Hey Hannibal,
First, sorry for the delay, you just activated the anti-spam system. It's really effective, just a tad overly aggressive on new posters!
You'll only have this problem under certain circumstances (including links, but not limited to that) for your first posts, and then it'll go away. We tend to be pretty quick to allow posts, anyway!
And I agree with you, perhaps in the future I should just link to my pieces too instead of trying to summarize, because after rereading some of the things I said on the subject I definitely summarized too much!
What I meant (and that's what I said in this
news piece) is that the *first* iteration of Larrabee will not be aimed at the gaming market at all, as far as I can see.

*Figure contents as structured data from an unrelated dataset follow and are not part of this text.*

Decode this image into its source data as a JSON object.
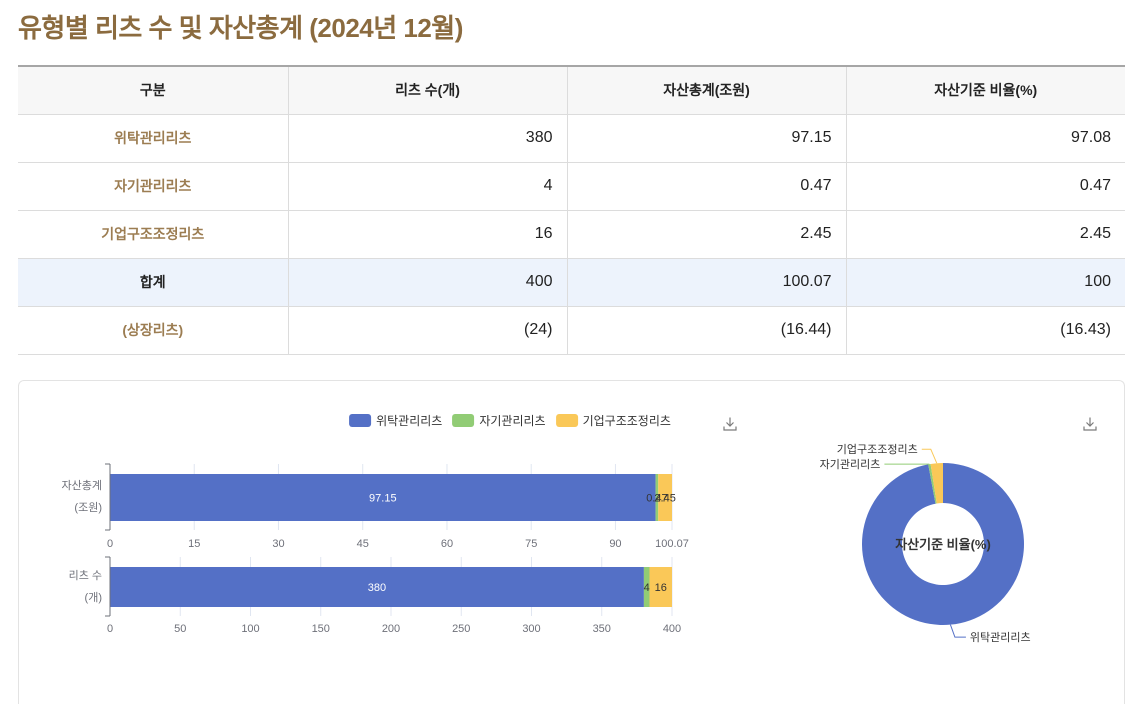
{
  "page": {
    "title": "유형별 리츠 수 및 자산총계 (2024년 12월)"
  },
  "table": {
    "headers": {
      "category": "구분",
      "count": "리츠 수(개)",
      "assets": "자산총계(조원)",
      "ratio": "자산기준 비율(%)"
    },
    "rows": [
      {
        "label": "위탁관리리츠",
        "count": "380",
        "assets": "97.15",
        "ratio": "97.08"
      },
      {
        "label": "자기관리리츠",
        "count": "4",
        "assets": "0.47",
        "ratio": "0.47"
      },
      {
        "label": "기업구조조정리츠",
        "count": "16",
        "assets": "2.45",
        "ratio": "2.45"
      },
      {
        "label": "합계",
        "count": "400",
        "assets": "100.07",
        "ratio": "100"
      },
      {
        "label": "(상장리츠)",
        "count": "(24)",
        "assets": "(16.44)",
        "ratio": "(16.43)"
      }
    ]
  },
  "colors": {
    "title": "#8b6b3f",
    "row_label": "#9c7d52",
    "total_row_background": "#edf3fc",
    "series": [
      "#5470c6",
      "#91cc75",
      "#fac858"
    ]
  },
  "icons": {
    "download": "download-icon"
  },
  "chart_data": [
    {
      "type": "bar",
      "orientation": "horizontal",
      "stacked": true,
      "legend_position": "top-center",
      "data_labels": "inside",
      "grid": true,
      "categories": [
        "자산총계",
        "리츠 수"
      ],
      "category_units": [
        "(조원)",
        "(개)"
      ],
      "series": [
        {
          "name": "위탁관리리츠",
          "values": [
            97.15,
            380
          ]
        },
        {
          "name": "자기관리리츠",
          "values": [
            0.47,
            4
          ]
        },
        {
          "name": "기업구조조정리츠",
          "values": [
            2.45,
            16
          ]
        }
      ],
      "xlims": [
        [
          0,
          100.07
        ],
        [
          0,
          400
        ]
      ],
      "xticks": [
        [
          0,
          15,
          30,
          45,
          60,
          75,
          90,
          100.07
        ],
        [
          0,
          50,
          100,
          150,
          200,
          250,
          300,
          350,
          400
        ]
      ]
    },
    {
      "type": "pie",
      "donut": true,
      "labels_position": "outside",
      "center_label": "자산기준 비율(%)",
      "labels": [
        "위탁관리리츠",
        "자기관리리츠",
        "기업구조조정리츠"
      ],
      "values": [
        97.08,
        0.47,
        2.45
      ]
    }
  ]
}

I tend to speak of Larrabee as the "chip", but you're probably right that it is the name of the core, and as such refers to the whole range of chips that will be manufactured based on the Larrabee architecture. And I agree that Intel is probably hoping that this includes gaming down the road; in which case, the fixed-function units aimed at the GPGPU market would presumably be replaced by traditional GPU units. I'd presume that there would be a delay of 9-12 months between the GPGPU iteration and the GPU iteration, however, but I could be wrong.
The big question there in my mind, however, is whether Intel wants to implement rasterization as a fixed-function process, or if they are still (blindly, imo) hoping for raytracing to become a viable opportunity. We'll see. For their own sake, I hope that they are not naive enough to believe raytracing will be a viable *replacement* for rasterization in the 2010 timeframe. As an added bonus for some effects, it could be quite interesting by then though, I think.
Also, another very important factor is the perf/mm² of Larrabee for gaming tasks, if it wants to enter that market. In the GPGPU space, your margins are going to be ridiculously high anyway, so who cares if the chip costs you $100 or $300 to manufacture? Perf/watt will matter, but perf/mm² won't. In the gaming market, on the other hand, you cannot hope to compete with a less efficient architecture (unless you got fab space to burn, but that's not a viable long-term strategy!)
If a Larrabee derivative for gaming can get within 35-40% of the perf/transistor of G100/R800 for gaming tasks, then that could get very interesting, because of Intel's fab advantage and their willingness to burn some cash to make the project successful initially. If they can't get that efficient, then it is largely irrelevant and both NVIDIA and AMD will have wasted hundreds of millions of dollars trying to compete with a threat that doesn't exist. Heh.
One major advantage that Larrabee has on its side is that Paul Otellini recently said that he wanted to move more products to "node n" rather than "node n+1" in the future. This is a tidbit I didn't see anyone mention, but I think it's very significant, because it does imply that discrete graphics chips would certainly always be on the cutting edge node, rather than the previous one.